If you want the max 94.7:1 crawl ratio in the Bronco you also have to go with the manual transmission and that is only offered with the 2.3-liter turbocharged engine, so you’re looking at 325 pound-feet of torque. With a slightly higher crawl ratio and more torque, the Bronco definitely comes out ahead here, at least until the 4.88s are available for the Jeep.

However, things change when we move to automatic transmissions. The Wrangler with the eight-speed auto has a taller first gear, so look for a crawl ratio of 85.9:1 with the 4.56 axles or 91.9:1 with the 4.88s. These ratios apply to the 260 pound-feet of torque out of the 3.6-liter V6 and the 295 pound-feet from the 2.0-liter turbo. The Wrangler 392 with its 6.4-liter V8 and 470 pound-feet of torque has a different transfer case, so the crawl ratio with the 4.56 axles is 58.1:1 or 62.5:1 with the 4.88s. Jeep hasn’t said if the Xtreme Recon package will be available on the diesel-powered or 4xe plug-in hybrid Wranglers.

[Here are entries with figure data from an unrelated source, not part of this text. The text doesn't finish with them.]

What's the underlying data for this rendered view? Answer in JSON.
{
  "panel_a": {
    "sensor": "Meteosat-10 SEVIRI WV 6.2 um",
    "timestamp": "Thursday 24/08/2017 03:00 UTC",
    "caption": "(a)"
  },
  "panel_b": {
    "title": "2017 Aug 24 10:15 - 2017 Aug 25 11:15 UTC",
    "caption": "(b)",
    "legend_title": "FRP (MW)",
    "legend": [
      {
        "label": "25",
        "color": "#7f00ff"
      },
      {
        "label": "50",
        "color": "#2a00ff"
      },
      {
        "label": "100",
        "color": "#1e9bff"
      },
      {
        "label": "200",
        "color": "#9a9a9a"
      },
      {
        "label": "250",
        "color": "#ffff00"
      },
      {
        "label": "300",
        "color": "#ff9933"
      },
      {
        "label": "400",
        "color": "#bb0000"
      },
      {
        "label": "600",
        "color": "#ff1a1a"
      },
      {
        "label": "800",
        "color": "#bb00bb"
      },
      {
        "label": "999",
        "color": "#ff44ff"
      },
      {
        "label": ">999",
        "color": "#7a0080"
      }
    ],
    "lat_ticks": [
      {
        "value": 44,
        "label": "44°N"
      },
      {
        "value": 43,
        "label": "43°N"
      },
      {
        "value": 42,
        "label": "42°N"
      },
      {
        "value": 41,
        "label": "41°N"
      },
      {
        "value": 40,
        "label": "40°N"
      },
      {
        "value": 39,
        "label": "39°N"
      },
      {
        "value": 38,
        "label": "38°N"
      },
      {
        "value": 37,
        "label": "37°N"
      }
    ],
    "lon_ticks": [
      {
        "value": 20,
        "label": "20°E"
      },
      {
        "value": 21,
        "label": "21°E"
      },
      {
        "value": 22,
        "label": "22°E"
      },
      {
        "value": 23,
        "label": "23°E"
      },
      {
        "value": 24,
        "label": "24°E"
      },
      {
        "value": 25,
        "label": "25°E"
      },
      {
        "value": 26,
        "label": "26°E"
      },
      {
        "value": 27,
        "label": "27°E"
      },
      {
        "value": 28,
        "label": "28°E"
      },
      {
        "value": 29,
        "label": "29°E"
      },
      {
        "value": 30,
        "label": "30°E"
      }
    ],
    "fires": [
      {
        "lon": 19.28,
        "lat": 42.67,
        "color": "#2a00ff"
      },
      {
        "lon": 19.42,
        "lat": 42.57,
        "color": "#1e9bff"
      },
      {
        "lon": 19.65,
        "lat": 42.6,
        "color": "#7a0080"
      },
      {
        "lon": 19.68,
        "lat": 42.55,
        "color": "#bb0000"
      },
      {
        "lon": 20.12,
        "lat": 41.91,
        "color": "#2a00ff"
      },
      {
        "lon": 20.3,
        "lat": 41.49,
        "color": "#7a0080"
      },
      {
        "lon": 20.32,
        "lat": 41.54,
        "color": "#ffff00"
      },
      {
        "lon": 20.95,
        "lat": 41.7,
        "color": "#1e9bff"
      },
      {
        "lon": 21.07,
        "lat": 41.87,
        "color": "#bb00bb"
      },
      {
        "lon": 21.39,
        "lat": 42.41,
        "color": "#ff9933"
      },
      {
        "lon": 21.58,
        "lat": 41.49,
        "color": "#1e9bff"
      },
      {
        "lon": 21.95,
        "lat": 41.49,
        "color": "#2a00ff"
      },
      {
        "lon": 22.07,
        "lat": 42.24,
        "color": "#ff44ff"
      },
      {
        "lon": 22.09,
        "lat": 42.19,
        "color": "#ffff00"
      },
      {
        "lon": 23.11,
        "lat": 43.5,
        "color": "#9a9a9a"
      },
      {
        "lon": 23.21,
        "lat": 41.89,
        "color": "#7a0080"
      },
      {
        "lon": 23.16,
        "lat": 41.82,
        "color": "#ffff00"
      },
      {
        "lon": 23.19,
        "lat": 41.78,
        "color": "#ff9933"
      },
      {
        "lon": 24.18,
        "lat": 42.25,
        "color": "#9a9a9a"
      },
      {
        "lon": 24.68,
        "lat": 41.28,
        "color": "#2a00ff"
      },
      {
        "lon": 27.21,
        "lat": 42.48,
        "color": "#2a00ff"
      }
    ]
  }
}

Those 35-inch tires sure can kick up some dust.

Jeep

The Bronco’s 10-speed automatic transmission similarly offers a taller first gear, so the max crawl ratio you can get is 67.8:1. The 2.3-liter turbocharged engine will buy you 325 lb-ft of torque; the 2.7-liter twin-turbo V6 clocks in at 415 lb-ft. That’s nothing to sneeze at, but if you put a Jeep Wrangler 392 with the Xtreme Recon package in gear you likely would hardly ever have to touch the accelerator to get it to climb, automatic transmission notwithstanding.

Of course, there is more to off-roading than crawl ratios. With the 35-inch BF Goodrich KO2 All-Terrain tires and a 1.5-inch suspension lift, the Xtreme Recon has 12.9 inches of ground clearance, an approach angle of 47.4 degrees, a breakover angle of 26.7 degrees and a departure angle of 40.4 degrees. Water fording similarly increases to 33.6 inches.

As for the most beefed-up four-door Bronco with the Sasquatch package, you’ll get 11.5 inches of ground clearance and 43.2, 26.3 and 37 degrees of approach, breakover and departure angles, respectively. Water fording is capped at 33.5 inches.

We don’t have any pricing information yet but the Xtreme Recon package with the 4.56 axles will go into production in August. The 4.88s will be available to order later in 2021. Obviously, we can’t say which one is better until we drive them back to back, but our feeling is that the Bronco is going to be easier to drive on pavement thanks to its independent front suspension. That’s all we can really predict without getting behind the wheel. One thing we can be certain of, though? It’s a great time to be an off-road fan.